Will the 49ers, in this new mindset, take a hard line on Purdy? There’s been no indication so far that either side is bracing for a grinding negotiation. I think York and his lieutenants understand that they have to do everything possible to avoid a problematic negotiation with their starting quarterback — a good team can’t afford to have QB1 missing OTAs, minicamp, and especially training camp.

The 49ers have to make their best offer pretty soon. I think Purdy will react positively if it’s a fair number. This deal can get done by April or so. But, in a post-Deebo environment, I don’t think 49ers management is in the mood to mess around too much. Even with their QB1.
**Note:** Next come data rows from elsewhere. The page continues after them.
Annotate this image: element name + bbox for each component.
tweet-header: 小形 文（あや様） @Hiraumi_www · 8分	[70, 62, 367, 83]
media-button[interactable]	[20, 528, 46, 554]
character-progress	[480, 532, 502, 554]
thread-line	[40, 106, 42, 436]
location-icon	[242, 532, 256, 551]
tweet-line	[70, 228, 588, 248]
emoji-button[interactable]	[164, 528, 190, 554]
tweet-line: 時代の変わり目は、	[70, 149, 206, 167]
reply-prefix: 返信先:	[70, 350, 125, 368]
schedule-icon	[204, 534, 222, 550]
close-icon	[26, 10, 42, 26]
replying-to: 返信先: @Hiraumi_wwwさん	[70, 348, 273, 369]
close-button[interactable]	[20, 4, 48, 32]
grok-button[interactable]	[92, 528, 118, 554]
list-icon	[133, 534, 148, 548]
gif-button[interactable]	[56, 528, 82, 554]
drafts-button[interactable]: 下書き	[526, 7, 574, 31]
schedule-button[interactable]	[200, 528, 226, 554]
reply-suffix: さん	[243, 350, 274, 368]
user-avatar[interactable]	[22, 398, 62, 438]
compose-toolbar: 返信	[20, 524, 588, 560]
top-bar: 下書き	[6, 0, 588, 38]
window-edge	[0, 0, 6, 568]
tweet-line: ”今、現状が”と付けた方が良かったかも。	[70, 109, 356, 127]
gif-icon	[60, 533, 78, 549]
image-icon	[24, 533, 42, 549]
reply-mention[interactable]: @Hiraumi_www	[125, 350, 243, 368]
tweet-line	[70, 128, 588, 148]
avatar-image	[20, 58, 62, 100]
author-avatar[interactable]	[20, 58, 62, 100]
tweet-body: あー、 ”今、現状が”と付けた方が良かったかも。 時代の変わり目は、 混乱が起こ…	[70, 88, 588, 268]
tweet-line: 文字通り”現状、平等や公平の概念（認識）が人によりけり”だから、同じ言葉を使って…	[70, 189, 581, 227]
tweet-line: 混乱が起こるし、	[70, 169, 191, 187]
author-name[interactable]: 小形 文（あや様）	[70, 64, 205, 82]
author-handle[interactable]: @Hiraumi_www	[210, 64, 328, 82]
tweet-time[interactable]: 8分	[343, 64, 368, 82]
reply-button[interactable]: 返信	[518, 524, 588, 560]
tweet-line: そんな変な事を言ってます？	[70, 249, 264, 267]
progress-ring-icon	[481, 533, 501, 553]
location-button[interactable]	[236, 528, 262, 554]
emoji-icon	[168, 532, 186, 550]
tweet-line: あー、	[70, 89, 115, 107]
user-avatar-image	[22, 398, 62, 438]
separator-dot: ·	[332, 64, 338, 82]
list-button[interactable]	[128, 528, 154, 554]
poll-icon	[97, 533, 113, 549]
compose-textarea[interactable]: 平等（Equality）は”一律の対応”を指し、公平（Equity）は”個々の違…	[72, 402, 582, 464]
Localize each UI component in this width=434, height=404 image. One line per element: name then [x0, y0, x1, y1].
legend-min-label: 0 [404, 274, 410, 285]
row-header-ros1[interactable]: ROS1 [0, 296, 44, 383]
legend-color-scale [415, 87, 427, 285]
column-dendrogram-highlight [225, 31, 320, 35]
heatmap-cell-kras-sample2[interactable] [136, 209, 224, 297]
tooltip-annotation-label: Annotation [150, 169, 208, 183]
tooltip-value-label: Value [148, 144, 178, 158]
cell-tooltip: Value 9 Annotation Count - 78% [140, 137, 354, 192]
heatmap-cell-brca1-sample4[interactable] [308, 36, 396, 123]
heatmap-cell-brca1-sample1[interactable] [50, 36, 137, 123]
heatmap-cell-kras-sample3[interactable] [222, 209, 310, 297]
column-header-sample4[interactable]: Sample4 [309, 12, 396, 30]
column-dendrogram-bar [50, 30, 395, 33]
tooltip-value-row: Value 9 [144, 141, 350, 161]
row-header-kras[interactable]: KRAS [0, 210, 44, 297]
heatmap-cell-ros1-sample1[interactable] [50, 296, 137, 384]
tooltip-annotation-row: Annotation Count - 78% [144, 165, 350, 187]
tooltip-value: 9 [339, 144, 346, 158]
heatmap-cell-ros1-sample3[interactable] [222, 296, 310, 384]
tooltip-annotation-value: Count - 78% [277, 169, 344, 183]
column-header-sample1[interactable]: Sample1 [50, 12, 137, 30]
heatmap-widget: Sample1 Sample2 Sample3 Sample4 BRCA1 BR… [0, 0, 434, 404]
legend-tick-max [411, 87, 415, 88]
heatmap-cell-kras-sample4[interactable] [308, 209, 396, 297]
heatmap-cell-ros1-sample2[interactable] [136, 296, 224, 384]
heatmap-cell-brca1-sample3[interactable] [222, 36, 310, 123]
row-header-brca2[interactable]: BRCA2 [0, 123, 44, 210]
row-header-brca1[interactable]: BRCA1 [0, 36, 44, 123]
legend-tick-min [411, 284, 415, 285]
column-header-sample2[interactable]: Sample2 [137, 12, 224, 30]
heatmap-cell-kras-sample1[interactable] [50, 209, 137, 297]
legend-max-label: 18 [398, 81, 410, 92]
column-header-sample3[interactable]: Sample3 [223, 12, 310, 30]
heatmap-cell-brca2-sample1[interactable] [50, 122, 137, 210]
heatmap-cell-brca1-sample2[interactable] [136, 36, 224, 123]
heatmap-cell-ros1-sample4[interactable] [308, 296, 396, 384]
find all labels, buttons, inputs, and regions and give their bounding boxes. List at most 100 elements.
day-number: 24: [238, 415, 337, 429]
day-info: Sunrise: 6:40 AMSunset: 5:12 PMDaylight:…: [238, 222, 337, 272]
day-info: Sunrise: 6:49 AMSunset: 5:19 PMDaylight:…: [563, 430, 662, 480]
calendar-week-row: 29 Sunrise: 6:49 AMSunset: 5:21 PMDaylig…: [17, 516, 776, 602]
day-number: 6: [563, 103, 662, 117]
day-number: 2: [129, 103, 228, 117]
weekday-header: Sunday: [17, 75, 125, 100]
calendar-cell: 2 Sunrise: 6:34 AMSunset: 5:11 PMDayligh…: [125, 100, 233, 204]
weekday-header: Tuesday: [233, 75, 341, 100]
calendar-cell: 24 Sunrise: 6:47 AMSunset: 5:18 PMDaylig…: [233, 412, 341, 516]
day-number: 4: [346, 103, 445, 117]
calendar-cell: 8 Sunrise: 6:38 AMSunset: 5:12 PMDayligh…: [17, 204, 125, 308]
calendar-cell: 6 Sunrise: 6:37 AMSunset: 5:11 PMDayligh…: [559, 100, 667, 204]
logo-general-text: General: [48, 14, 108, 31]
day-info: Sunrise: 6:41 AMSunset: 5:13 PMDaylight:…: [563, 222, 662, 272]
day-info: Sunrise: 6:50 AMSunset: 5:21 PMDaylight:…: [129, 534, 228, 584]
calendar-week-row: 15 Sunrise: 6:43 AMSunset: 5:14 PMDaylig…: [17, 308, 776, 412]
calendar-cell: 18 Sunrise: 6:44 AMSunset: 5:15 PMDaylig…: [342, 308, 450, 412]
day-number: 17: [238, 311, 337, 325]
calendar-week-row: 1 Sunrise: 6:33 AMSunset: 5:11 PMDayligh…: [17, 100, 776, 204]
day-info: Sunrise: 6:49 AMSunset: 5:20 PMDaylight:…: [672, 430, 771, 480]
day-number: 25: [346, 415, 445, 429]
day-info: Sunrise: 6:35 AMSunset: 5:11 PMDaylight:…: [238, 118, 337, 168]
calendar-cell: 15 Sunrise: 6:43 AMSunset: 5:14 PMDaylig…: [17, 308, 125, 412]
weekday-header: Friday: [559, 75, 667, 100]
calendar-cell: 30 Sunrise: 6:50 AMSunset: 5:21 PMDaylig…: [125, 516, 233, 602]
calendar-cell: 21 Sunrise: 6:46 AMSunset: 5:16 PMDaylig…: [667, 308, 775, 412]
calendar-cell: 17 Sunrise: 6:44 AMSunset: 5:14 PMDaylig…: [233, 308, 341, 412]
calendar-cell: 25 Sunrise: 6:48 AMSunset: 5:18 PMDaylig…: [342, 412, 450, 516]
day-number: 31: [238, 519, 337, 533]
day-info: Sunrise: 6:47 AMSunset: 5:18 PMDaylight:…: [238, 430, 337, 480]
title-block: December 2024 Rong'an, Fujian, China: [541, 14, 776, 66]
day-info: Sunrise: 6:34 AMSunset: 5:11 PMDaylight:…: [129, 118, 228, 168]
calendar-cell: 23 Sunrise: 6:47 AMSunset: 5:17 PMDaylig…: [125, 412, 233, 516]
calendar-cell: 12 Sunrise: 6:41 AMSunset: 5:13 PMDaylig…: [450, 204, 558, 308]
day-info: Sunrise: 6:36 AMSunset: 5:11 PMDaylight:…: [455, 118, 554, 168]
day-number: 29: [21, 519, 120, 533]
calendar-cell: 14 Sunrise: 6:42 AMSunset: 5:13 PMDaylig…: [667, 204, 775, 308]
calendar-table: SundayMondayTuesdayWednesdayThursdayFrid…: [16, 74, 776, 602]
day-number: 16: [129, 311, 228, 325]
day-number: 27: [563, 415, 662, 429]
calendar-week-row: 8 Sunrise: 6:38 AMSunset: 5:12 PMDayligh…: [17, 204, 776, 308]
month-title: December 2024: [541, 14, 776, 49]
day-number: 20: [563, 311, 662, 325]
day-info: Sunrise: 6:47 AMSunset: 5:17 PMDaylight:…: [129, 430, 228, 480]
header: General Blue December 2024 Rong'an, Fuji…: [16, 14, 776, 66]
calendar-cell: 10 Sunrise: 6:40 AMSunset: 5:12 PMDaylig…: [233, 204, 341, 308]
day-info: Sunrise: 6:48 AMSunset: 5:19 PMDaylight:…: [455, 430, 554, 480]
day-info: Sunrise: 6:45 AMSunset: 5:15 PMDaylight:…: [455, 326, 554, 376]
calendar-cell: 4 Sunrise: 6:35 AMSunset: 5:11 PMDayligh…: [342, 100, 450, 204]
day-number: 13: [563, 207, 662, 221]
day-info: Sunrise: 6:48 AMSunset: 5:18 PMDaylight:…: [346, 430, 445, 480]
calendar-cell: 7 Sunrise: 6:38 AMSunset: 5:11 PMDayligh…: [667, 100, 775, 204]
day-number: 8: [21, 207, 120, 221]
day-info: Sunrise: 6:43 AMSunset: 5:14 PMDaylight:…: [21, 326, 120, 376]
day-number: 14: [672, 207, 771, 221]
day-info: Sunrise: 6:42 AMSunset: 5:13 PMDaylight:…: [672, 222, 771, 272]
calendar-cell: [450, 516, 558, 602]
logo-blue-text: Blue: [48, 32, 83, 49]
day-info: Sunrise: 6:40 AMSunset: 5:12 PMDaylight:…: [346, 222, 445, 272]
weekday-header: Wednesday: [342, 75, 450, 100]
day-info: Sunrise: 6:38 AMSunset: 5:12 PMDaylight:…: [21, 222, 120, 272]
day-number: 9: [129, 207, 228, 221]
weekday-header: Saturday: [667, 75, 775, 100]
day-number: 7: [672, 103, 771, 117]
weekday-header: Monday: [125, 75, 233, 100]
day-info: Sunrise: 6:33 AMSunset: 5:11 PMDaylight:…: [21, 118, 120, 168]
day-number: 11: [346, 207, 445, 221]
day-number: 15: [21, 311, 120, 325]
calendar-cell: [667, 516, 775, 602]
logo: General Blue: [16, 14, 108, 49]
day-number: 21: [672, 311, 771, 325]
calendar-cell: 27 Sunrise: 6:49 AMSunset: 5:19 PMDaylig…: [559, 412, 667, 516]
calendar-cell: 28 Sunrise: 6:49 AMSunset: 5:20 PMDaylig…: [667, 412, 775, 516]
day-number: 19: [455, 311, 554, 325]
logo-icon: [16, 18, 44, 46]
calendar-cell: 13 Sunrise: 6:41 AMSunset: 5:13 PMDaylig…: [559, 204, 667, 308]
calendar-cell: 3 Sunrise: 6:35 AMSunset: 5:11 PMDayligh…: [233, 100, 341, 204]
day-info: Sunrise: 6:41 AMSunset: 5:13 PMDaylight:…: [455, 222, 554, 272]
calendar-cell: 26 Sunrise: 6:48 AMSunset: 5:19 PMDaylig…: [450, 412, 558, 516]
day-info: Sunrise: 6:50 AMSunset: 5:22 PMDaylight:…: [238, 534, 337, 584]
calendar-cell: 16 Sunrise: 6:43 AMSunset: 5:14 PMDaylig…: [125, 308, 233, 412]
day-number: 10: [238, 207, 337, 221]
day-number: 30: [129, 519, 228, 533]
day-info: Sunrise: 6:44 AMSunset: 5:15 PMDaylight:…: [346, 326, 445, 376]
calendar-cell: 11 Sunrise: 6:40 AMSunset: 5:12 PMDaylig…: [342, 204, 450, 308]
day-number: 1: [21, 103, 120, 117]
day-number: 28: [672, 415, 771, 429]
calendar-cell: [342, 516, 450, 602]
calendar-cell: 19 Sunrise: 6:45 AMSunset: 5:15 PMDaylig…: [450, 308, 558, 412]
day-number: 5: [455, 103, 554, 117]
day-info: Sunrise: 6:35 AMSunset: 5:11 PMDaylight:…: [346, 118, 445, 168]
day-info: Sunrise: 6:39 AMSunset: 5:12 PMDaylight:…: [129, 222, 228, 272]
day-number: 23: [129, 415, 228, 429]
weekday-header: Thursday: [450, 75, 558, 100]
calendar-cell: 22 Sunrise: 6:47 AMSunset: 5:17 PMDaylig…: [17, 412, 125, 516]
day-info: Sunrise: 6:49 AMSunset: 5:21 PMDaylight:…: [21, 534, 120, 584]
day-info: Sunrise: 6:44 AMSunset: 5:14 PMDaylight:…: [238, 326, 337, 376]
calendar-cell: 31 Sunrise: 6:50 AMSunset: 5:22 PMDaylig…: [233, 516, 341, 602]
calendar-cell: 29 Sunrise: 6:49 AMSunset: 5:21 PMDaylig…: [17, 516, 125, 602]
Ad for campaign membership

How will the 49ers replace Deebo?

It won’t be too hard to replace the 796 combined yards receiving and rushing that Deebo put up in 2024. But the 49ers obviously want to be a better offense than they were last season and they want more out of their playmakers than they got.

If Christian McCaffrey is fully healthy, he’ll fill in a lot of gaps. If Ricky Pearsall takes a big jump from Year 1 to Year 2, that’ll help the 49ers enormously. They still have Jauan Jennings, who had more receiving yards last season (975) than Deebo had in all but one of his six seasons with the 49ers. Aiyuk should be back from his ACL tear by the first month of the season or so. Jacob Cowing might get a lot more reps in 2025 than he did in 2024. But that feels a pretty light group at such an important position, at least until Aiyuk is at full speed. The 49ers will probably have to add at least one veteran receiver in free agency and draft a receiver at some point.

What’s missing: Deebo from 2021 (when he had 1,405 receiving yards, 365 rushing yards, and 14 combined TDs) or, at worst, from 2023 (when he had 892 receiving yards, 225 rushing yards, and 12 combined TDs). That’s the guy Shanahan believed could win him the Super Bowl in February 2024; but Deebo only had 3 catches for 33 yards on 11 targets in the game. He also had 3 carries for 8 yards.

The 49ers sure missed Prime Deebo that night against the Chiefs. They missed him all last season (except that big game against Miami). They’ve decided that guy is gone. Soon, Deebo officially will be an ex-49er. It’s the end of something that was pretty special, though it hadn’t been the same for a while. And the 49ers are not wrong in finally, coldly acknowledging that and moving on.